Verra-t-on un jour un film en 3D projeté sur notre table basse ? Peter Schelkens, professeur à la VUB et chercheur chez imec, apporte une contribution majeure à cette quête du Graal holographique.

Qui n'a pas en mémoire la scène iconique de Star Wars où l'hologramme de la princesse Leia implore l'aide de Luke Skywalker ? L'holographie à son apogée, dans un film qui fête ses 40 ans. Nous avons encore du chemin pour transformer cette vision en réalité.

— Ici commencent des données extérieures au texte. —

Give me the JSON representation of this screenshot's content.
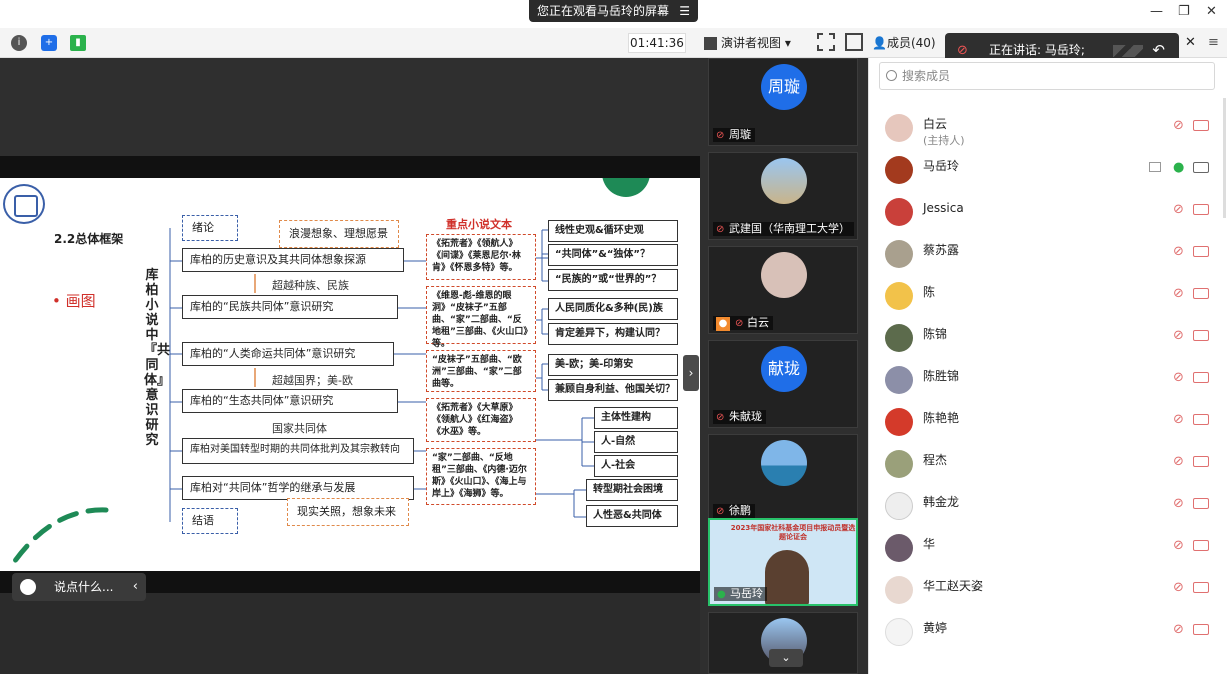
{
  "titlebar": {
    "share_notice": "您正在观看马岳玲的屏幕",
    "menu_icon": "menu-icon",
    "controls": [
      "—",
      "❐",
      "✕"
    ]
  },
  "toolbar": {
    "timer": "01:41:36",
    "presenter_view": "演讲者视图",
    "members_tab": "成员(40)",
    "speaking": "正在讲话: 马岳玲;",
    "icons": [
      "info-icon",
      "shield-icon",
      "signal-icon",
      "fullscreen-icon",
      "layout-icon"
    ],
    "colors": {
      "info": "#555555",
      "shield": "#1f6ee8",
      "signal": "#2bb24c"
    }
  },
  "slide": {
    "heading": "2.2总体框架",
    "drawing_label": "• 画图",
    "vertical_title": "库柏小说中『共同体』意识研究",
    "intro": "绪论",
    "conclusion": "结语",
    "romantic": "浪漫想象、理想愿景",
    "reality": "现实关照，想象未来",
    "rows": [
      "库柏的历史意识及其共同体想象探源",
      "库柏的“民族共同体”意识研究",
      "库柏的“人类命运共同体”意识研究",
      "库柏的“生态共同体”意识研究",
      "库柏对美国转型时期的共同体批判及其宗教转向",
      "库柏对“共同体”哲学的继承与发展"
    ],
    "between": [
      "超越种族、民族",
      "超越国界；美-欧",
      "国家共同体"
    ],
    "books_title": "重点小说文本",
    "books": [
      "《拓荒者》《领航人》《间谍》《莱恩尼尔·林肯》《怀恩多特》等。",
      "《维恩-彪-维恩的眼洞》“皮袜子”五部曲、“家”二部曲、“反地租”三部曲、《火山口》等。",
      "“皮袜子”五部曲、“欧洲”三部曲、“家”二部曲等。",
      "《拓荒者》《大草原》《领航人》《红海盗》《水巫》等。",
      "“家”二部曲、“反地租”三部曲、《内德·迈尔斯》《火山口》、《海上与岸上》《海狮》等。"
    ],
    "right_boxes": [
      "线性史观&循环史观",
      "“共同体”&“独体”？",
      "“民族的”或“世界的”？",
      "人民同质化&多种(民)族",
      "肯定差异下，构建认同？",
      "美-欧；美-印第安",
      "兼顾自身利益、他国关切？",
      "主体性建构",
      "人-自然",
      "人-社会",
      "转型期社会困境",
      "人性恶&共同体"
    ],
    "colors": {
      "accent_red": "#d0302a",
      "accent_blue": "#3a5fa8",
      "deco_green": "#1e8a56"
    }
  },
  "chat": {
    "placeholder": "说点什么..."
  },
  "video_tiles": [
    {
      "name": "周璇",
      "avatar_text": "周璇"
    },
    {
      "name": "武建国（华南理工大学）"
    },
    {
      "name": "白云"
    },
    {
      "name": "朱献珑",
      "avatar_text": "献珑"
    },
    {
      "name": "徐鹏"
    },
    {
      "name": "马岳玲",
      "banner": "2023年国家社科基金项目申报动员暨选题论证会"
    },
    {
      "name": ""
    }
  ],
  "members": {
    "search_placeholder": "搜索成员",
    "list": [
      {
        "name": "白云",
        "role": "(主持人)"
      },
      {
        "name": "马岳玲",
        "role": ""
      },
      {
        "name": "Jessica",
        "role": ""
      },
      {
        "name": "蔡苏露",
        "role": ""
      },
      {
        "name": "陈",
        "role": ""
      },
      {
        "name": "陈锦",
        "role": ""
      },
      {
        "name": "陈胜锦",
        "role": ""
      },
      {
        "name": "陈艳艳",
        "role": ""
      },
      {
        "name": "程杰",
        "role": ""
      },
      {
        "name": "韩金龙",
        "role": ""
      },
      {
        "name": "华",
        "role": ""
      },
      {
        "name": "华工赵天姿",
        "role": ""
      },
      {
        "name": "黄婷",
        "role": ""
      }
    ]
  }
}
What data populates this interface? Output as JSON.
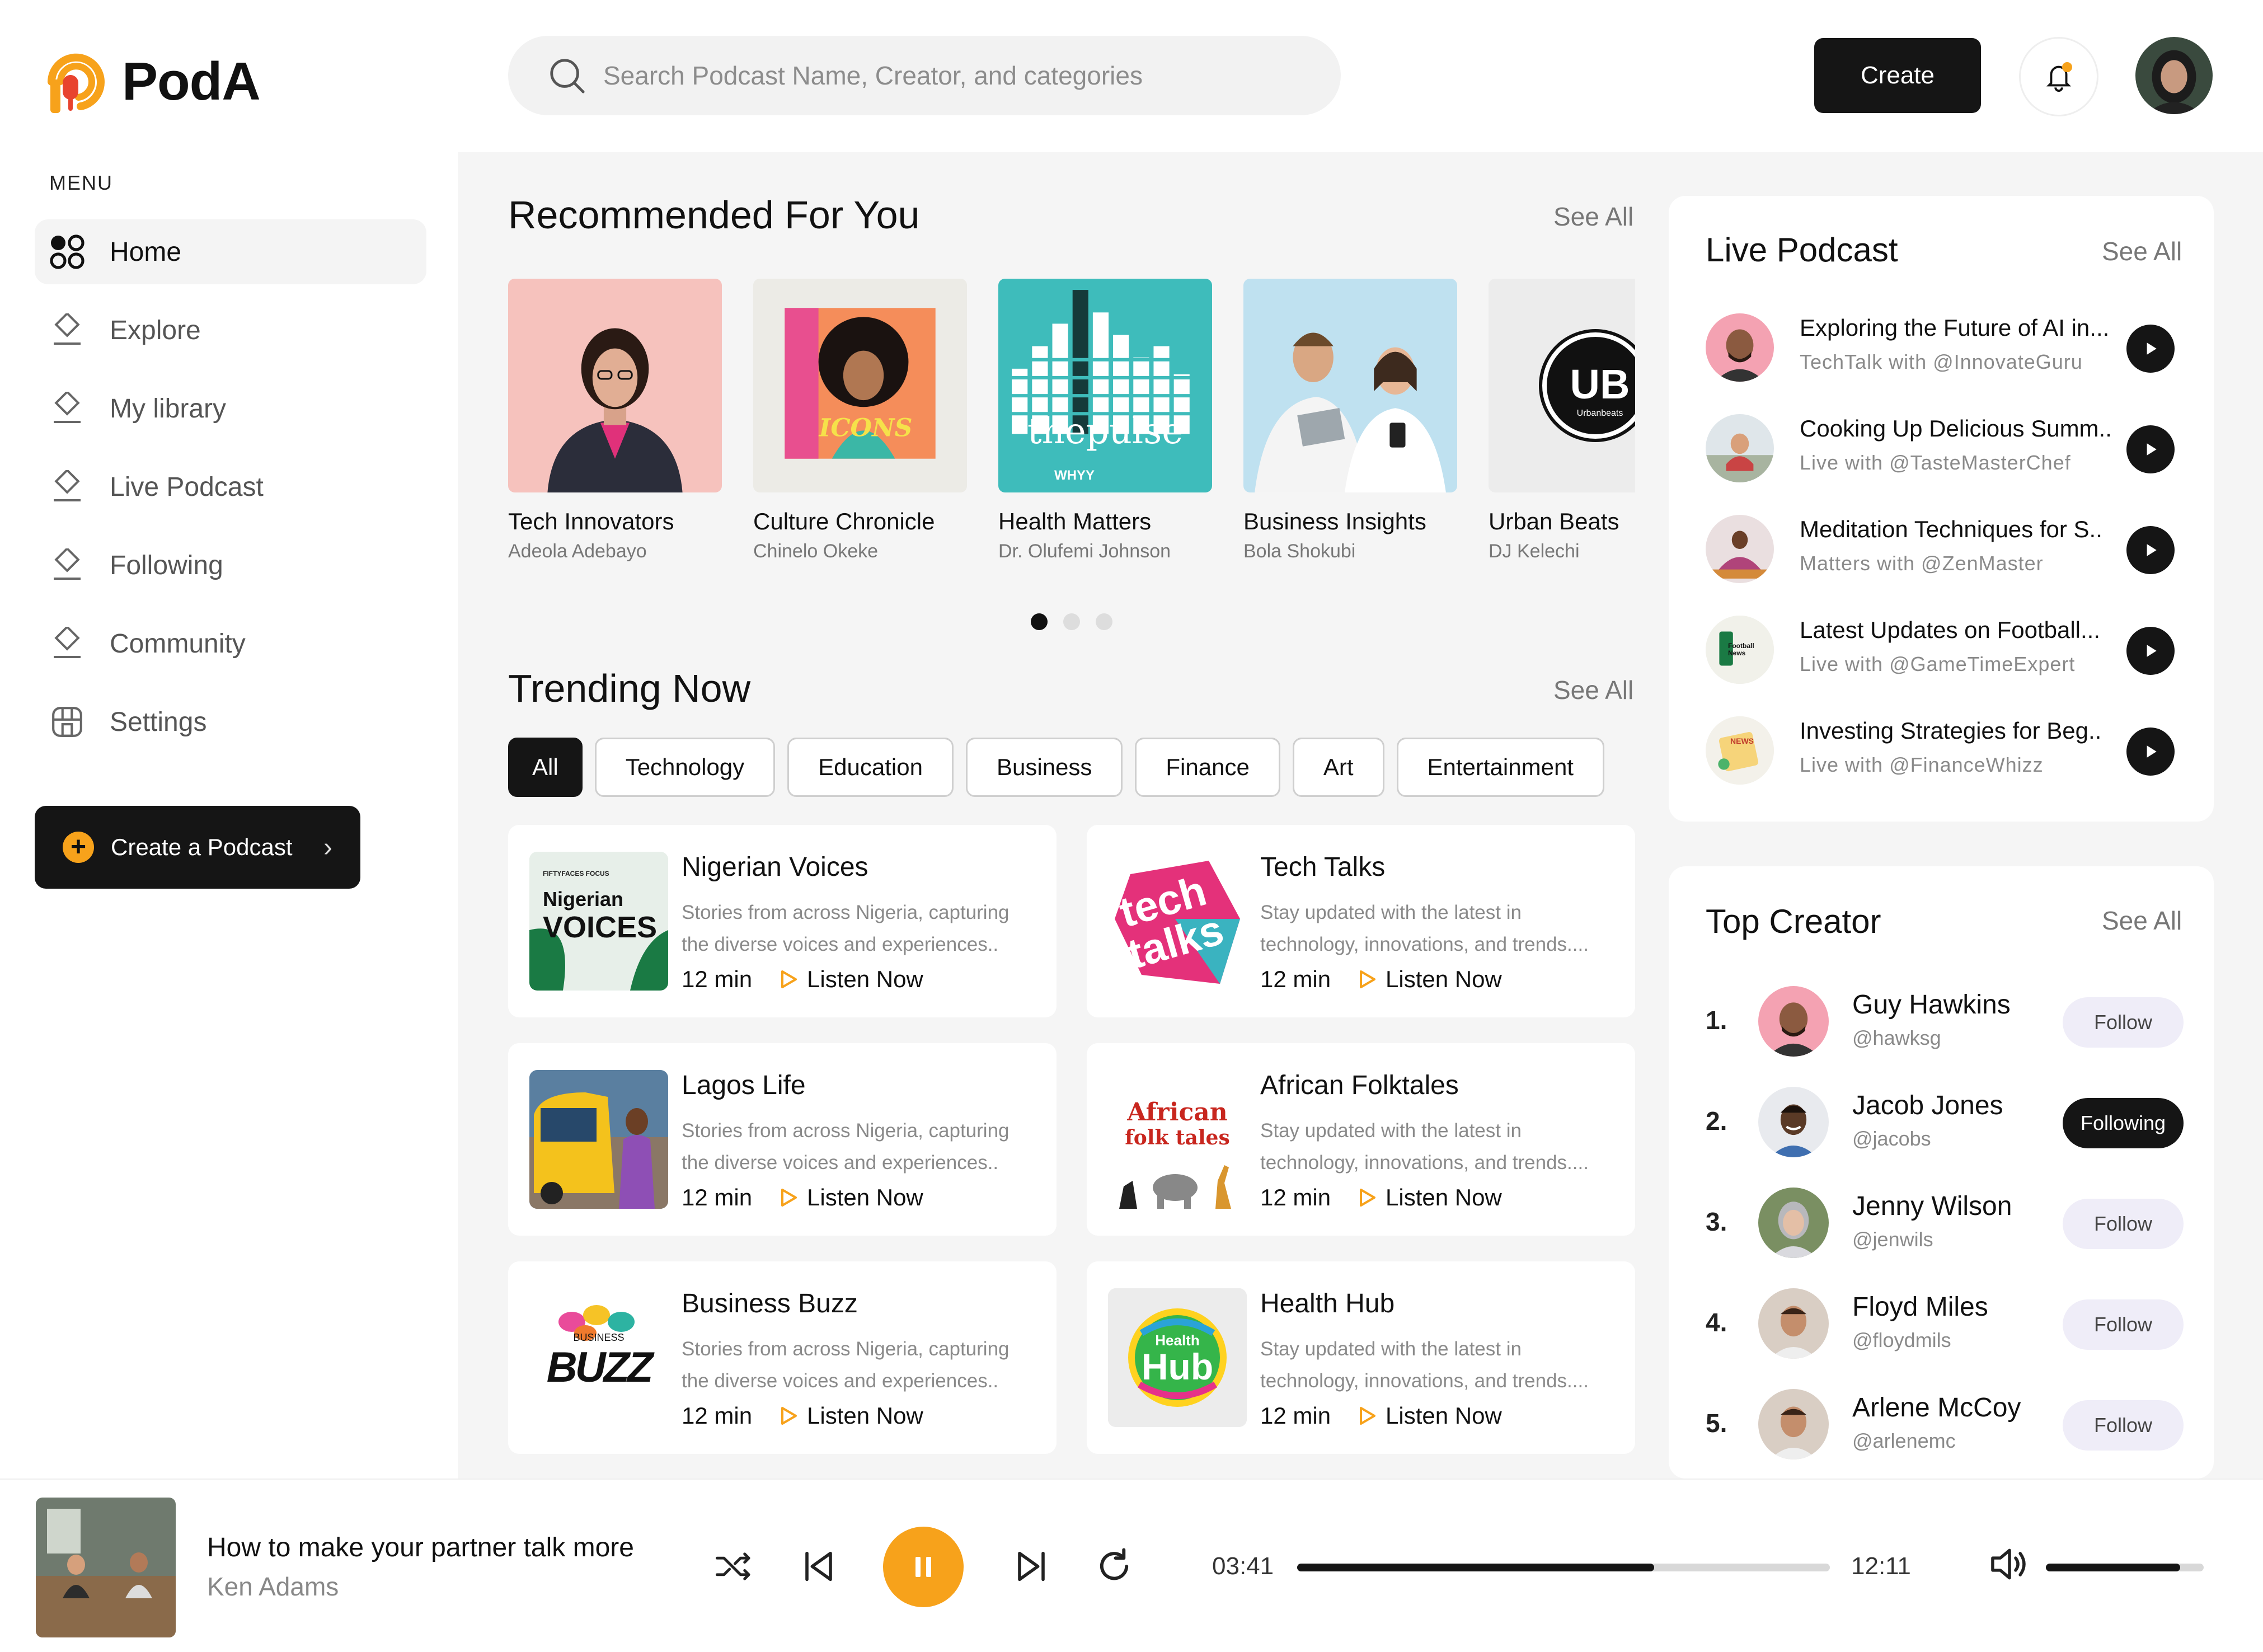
{
  "brand": {
    "name": "PodA",
    "accent": "#F7A21B",
    "dark": "#151515"
  },
  "header": {
    "search_placeholder": "Search Podcast Name, Creator, and categories",
    "create_label": "Create"
  },
  "sidebar": {
    "menu_title": "MENU",
    "items": [
      {
        "label": "Home",
        "icon": "grid-icon",
        "active": true
      },
      {
        "label": "Explore",
        "icon": "diamond-icon"
      },
      {
        "label": "My library",
        "icon": "diamond-icon"
      },
      {
        "label": "Live Podcast",
        "icon": "diamond-icon"
      },
      {
        "label": "Following",
        "icon": "diamond-icon"
      },
      {
        "label": "Community",
        "icon": "diamond-icon"
      },
      {
        "label": "Settings",
        "icon": "settings-icon"
      }
    ],
    "create_podcast_label": "Create a Podcast"
  },
  "recommended": {
    "title": "Recommended For You",
    "see_all": "See All",
    "items": [
      {
        "name": "Tech Innovators",
        "author": "Adeola Adebayo"
      },
      {
        "name": "Culture Chronicle",
        "author": "Chinelo Okeke"
      },
      {
        "name": "Health Matters",
        "author": "Dr. Olufemi Johnson",
        "cover_text": "thepulse",
        "cover_sub": "WHYY"
      },
      {
        "name": "Business Insights",
        "author": "Bola Shokubi"
      },
      {
        "name": "Urban Beats",
        "author": "DJ Kelechi",
        "cover_text": "UB",
        "cover_sub": "Urbanbeats"
      }
    ],
    "culture_cover_text": "ICONS",
    "carousel_pages": 3,
    "carousel_active": 0
  },
  "trending": {
    "title": "Trending Now",
    "see_all": "See All",
    "categories": [
      "All",
      "Technology",
      "Education",
      "Business",
      "Finance",
      "Art",
      "Entertainment"
    ],
    "listen_label": "Listen Now",
    "items": [
      {
        "title": "Nigerian Voices",
        "desc": "Stories from across Nigeria, capturing the diverse voices and experiences..",
        "duration": "12 min",
        "cover_top": "FIFTYFACES FOCUS",
        "cover_a": "Nigerian",
        "cover_b": "VOICES"
      },
      {
        "title": "Tech Talks",
        "desc": "Stay updated with the latest in technology, innovations, and trends....",
        "duration": "12 min",
        "cover_a": "tech",
        "cover_b": "talks"
      },
      {
        "title": "Lagos Life",
        "desc": "Stories from across Nigeria, capturing the diverse voices and experiences..",
        "duration": "12 min"
      },
      {
        "title": "African Folktales",
        "desc": "Stay updated with the latest in technology, innovations, and trends....",
        "duration": "12 min",
        "cover_a": "African",
        "cover_b": "folk tales"
      },
      {
        "title": "Business Buzz",
        "desc": "Stories from across Nigeria, capturing the diverse voices and experiences..",
        "duration": "12 min",
        "cover_a": "BUSINESS",
        "cover_b": "BUZZ"
      },
      {
        "title": "Health Hub",
        "desc": "Stay updated with the latest in technology, innovations, and trends....",
        "duration": "12 min",
        "cover_a": "Health",
        "cover_b": "Hub"
      }
    ]
  },
  "live": {
    "title": "Live Podcast",
    "see_all": "See All",
    "items": [
      {
        "title": "Exploring the Future of AI in...",
        "sub": "TechTalk with @InnovateGuru"
      },
      {
        "title": "Cooking Up Delicious Summ..",
        "sub": "Live with @TasteMasterChef"
      },
      {
        "title": "Meditation Techniques for S..",
        "sub": "Matters with @ZenMaster"
      },
      {
        "title": "Latest Updates on Football...",
        "sub": "Live with @GameTimeExpert",
        "cover_text": "Football News"
      },
      {
        "title": "Investing Strategies for Beg..",
        "sub": "Live with @FinanceWhizz",
        "cover_text": "NEWS"
      }
    ]
  },
  "creators": {
    "title": "Top Creator",
    "see_all": "See All",
    "items": [
      {
        "rank": "1.",
        "name": "Guy Hawkins",
        "handle": "@hawksg",
        "button": "Follow",
        "following": false
      },
      {
        "rank": "2.",
        "name": "Jacob Jones",
        "handle": "@jacobs",
        "button": "Following",
        "following": true
      },
      {
        "rank": "3.",
        "name": "Jenny Wilson",
        "handle": "@jenwils",
        "button": "Follow",
        "following": false
      },
      {
        "rank": "4.",
        "name": "Floyd Miles",
        "handle": "@floydmils",
        "button": "Follow",
        "following": false
      },
      {
        "rank": "5.",
        "name": "Arlene McCoy",
        "handle": "@arlenemc",
        "button": "Follow",
        "following": false
      }
    ]
  },
  "player": {
    "title": "How to make your partner talk more",
    "artist": "Ken Adams",
    "current_time": "03:41",
    "total_time": "12:11",
    "progress": 0.67,
    "volume": 0.85
  }
}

Les limites de la stéréoscopie

Aujourd'hui, les lunettes 3D au cinéma ou les casques VR simulent la 3D en exploitant la disparité binoculaire : l'œil gauche voit une image légèrement différente de l'œil droit, et le cerveau recrée l'illusion de profondeur. Cependant, ces projections stéréoscopiques provoquent souvent un inconfort dû au conflit d'accommodation-vergence. En conditions naturelles, regarder un objet proche induit une convergence des yeux vers le nez, tandis qu'un objet lointain provoque une divergence, avec un ajustement simultané de la lentille oculaire (accommodation). Avec un casque VR, les yeux fixent un écran à quelques centimètres, mais l'accommodation est forcée sur un point virtuel distant. Cette dissonance fatigue rapidement les yeux.

Un affichage holographique de table, comme dans Star Wars, éliminerait ce conflit : l'illusion 3D flotterait au-dessus de la surface sans lunettes, offrant une résolution de profondeur élevée sous divers angles de vue pour une expérience réaliste. Ces écrans représentent depuis longtemps le Saint Graal des technologies 3D.

Des lunettes holographiques vers les tables holographiques

Cependant, la route est semée d'embûches. Un écran de table holographique exige une immense quantité de pixels holographiques. Plus l'écran est grand et l'angle de vue large (jusqu'à 180°), plus les pixels doivent être minuscules : environ 200 nanomètres, soit la moitié de la longueur d'onde lumineuse utilisée. Cela génère un volume de pixels colossal.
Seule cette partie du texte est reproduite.